A middle-aged woman who became pregnant through in vitro fertilization suffered severe ramifications, causing the ensuing trial to need an expert in Maternal-Fetal Medicine. Already a mother of five children, the patient had previously chosen to give birth by C-Section multiple times, making her a high-risk pregnancy patient. An excess of amniotic fluid was noted in her amniotic sac prior to giving birth, and she proceeded to exhibit pulmonary embolus, as a blot clot developed to block her artery. Despite the doctor’s efforts through venous thromboembolism to prevent clotting, she began to show signs of disseminated intravascular coagulation, with small clots moving to block multiple vessels. Though the patient was placed on an ECMO machine to act as an artificial lung to facilitate blood flow, she eventually required a complete abdominal hysterectomy, removing both her uterus and cervix.
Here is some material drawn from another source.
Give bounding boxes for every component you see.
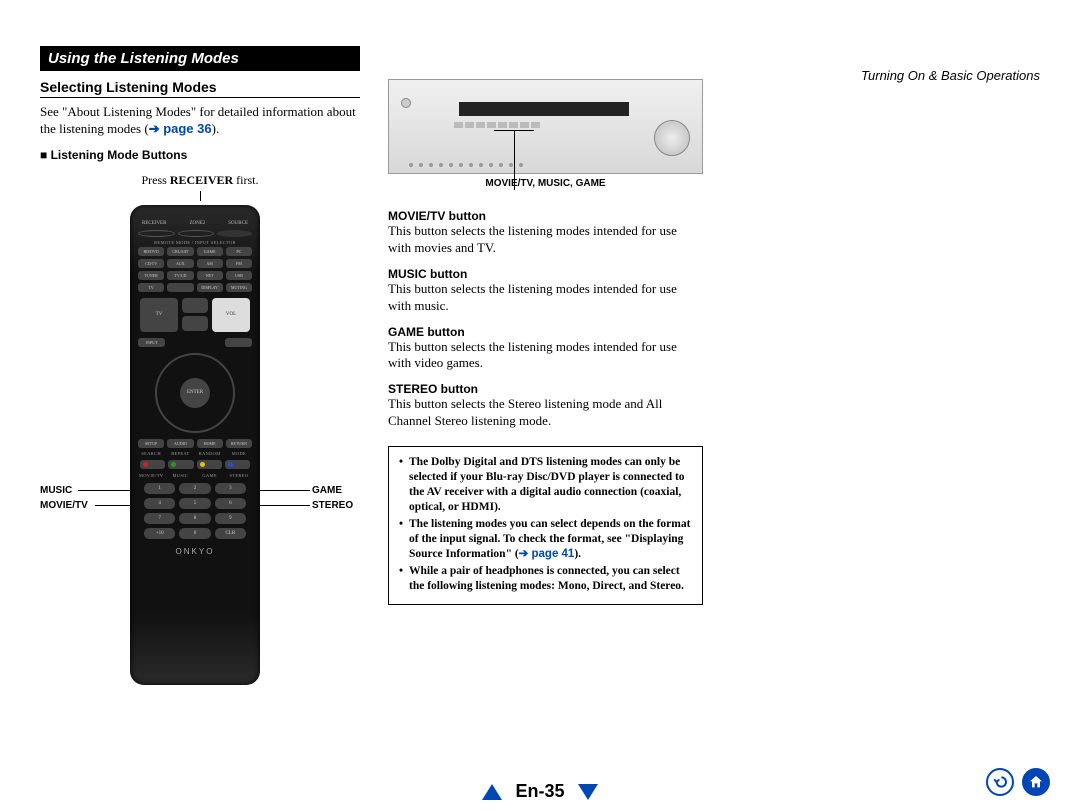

After the hysterectomy, her right leg from the knee down developed ischemia and needed amputation, as did all the toes on her left foot.
Question(s) For Expert Witness
- 1. Do you routinely treat patients like the one described above?
- 2. Have you ever had a patient develop the outcome or complications noted above?
Expert Witness Response E-032491
Depending on that type of Venous thromboembolism, or VTE, prophylaxis was used to prevent clotting, the doctors in this case could be indisputably liable for the patient’s complications. I am a Maternal-Fetal Medicine practitioner who provides inpatient labor floor coverage 40-60 hours per month, and am also an expert on obstetric VTE prophylaxis who has published extensively on the subject and contributed to major clinical guidelines.